Comment by FishFan-GatorMan — February 6, 2007 @ 2:47 pm
16
Zook got out coached by Sly Croom at Misssissippi fucking State, what more needs to be said
Comment by Willet — February 6, 2007 @ 2:49 pm
17
This guy could recruit, if you don’t believe me ask Urban Meyer
Comment by chris leak's 4.5 forty hookslide — February 6, 2007 @ 2:57 pm
18
Yeah, but if only you needed to recruit to win…
It may come as a shock but Coaches are actually supposed to do some coaching. When they aren’t picking fights at frat houses, barefoot waterskiing or elbowing their players on the sideline that is.

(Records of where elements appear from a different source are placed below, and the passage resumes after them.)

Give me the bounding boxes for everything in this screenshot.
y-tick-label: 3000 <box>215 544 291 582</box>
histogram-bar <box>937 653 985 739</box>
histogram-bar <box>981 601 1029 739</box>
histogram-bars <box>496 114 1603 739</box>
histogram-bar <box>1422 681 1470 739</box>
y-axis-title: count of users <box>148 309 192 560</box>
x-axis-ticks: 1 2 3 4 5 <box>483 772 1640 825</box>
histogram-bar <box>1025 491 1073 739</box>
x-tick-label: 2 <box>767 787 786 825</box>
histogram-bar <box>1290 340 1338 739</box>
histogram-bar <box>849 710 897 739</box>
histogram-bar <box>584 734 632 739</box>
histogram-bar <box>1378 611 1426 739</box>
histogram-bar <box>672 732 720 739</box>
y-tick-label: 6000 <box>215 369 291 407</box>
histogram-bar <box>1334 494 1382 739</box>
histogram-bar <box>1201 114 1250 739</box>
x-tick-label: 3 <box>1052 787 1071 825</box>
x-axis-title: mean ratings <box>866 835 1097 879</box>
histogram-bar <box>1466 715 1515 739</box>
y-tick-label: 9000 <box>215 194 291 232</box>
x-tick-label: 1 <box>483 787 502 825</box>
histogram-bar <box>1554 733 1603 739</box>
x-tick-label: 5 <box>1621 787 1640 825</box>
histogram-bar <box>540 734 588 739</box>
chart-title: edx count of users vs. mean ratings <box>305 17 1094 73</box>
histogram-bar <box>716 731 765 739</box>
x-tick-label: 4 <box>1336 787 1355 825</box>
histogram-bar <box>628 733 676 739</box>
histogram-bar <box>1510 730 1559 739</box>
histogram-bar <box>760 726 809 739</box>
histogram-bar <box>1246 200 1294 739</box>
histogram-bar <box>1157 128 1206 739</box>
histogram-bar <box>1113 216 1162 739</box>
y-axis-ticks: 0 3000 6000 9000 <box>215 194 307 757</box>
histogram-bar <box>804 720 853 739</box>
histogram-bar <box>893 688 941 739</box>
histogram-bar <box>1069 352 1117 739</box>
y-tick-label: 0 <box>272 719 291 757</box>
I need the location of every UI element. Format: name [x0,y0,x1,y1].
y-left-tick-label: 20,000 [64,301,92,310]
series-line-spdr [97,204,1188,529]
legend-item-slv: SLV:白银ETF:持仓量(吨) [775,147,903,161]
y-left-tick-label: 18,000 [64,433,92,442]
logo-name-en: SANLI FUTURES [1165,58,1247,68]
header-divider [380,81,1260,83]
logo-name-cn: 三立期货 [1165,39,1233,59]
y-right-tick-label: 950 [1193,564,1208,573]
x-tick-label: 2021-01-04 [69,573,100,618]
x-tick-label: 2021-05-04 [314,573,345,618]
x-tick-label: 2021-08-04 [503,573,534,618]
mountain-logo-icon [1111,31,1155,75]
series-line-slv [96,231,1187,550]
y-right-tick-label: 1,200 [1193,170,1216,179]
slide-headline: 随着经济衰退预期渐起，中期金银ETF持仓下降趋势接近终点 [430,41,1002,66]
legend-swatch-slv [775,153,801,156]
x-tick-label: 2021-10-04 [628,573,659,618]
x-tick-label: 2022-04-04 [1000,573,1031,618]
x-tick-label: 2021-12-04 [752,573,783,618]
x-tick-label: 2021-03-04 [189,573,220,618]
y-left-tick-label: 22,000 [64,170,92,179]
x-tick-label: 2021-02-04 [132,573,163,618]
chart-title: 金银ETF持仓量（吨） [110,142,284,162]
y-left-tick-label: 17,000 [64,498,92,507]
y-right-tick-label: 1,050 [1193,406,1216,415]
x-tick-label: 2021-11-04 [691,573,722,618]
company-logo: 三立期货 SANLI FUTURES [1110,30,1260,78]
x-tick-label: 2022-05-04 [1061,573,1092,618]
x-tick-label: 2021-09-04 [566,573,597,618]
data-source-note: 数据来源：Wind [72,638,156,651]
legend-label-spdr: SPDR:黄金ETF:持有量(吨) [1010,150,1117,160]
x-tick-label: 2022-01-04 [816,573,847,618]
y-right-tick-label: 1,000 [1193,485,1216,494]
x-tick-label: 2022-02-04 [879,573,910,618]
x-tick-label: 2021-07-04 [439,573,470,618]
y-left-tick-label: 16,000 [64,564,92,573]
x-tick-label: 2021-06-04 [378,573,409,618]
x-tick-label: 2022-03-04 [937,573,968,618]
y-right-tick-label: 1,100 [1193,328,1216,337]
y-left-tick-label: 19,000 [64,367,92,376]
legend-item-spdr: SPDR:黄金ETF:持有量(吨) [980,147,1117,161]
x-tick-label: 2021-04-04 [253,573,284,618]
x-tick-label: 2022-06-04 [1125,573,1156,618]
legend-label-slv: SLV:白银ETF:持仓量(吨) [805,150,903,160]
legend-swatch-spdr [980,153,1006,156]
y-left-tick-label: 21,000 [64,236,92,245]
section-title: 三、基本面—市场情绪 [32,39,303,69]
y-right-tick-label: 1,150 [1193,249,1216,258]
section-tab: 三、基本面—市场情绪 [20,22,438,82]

Comment by FishFan-GatorMan — February 6, 2007 @ 3:15 pm
19
All this rage… Now take all that and add on top of it the writer calls your program racist. Now subtract any huge wins or national championships since you got rid of him. That is exactly what ND has been goin through with Ty, and yet ya’ll still wonder why us domers get pissed.
Comment by Dr KennethNoisewater — February 6, 2007 @ 4:24 pm
20
95 million KB. 95 GB. Holy shit that’s a lot of texting.
Comment by J.J. — February 6, 2007 @ 5:20 pm
21
It’s only been about 70 days or so since Nov 26th. He’s sending well over a GB worth of “do u like me r u gona commit” a day? Seriously, this is what grown men are doing in the name of recruiting? Brings creepy to a whole new level.
Comment by Mark — February 6, 2007 @ 7:12 pm
22
All this, an NC and still bitter about Steve Superior leaving town. Are you driving around Gainsville wearing Depends and packing a steel sledge in your trunk?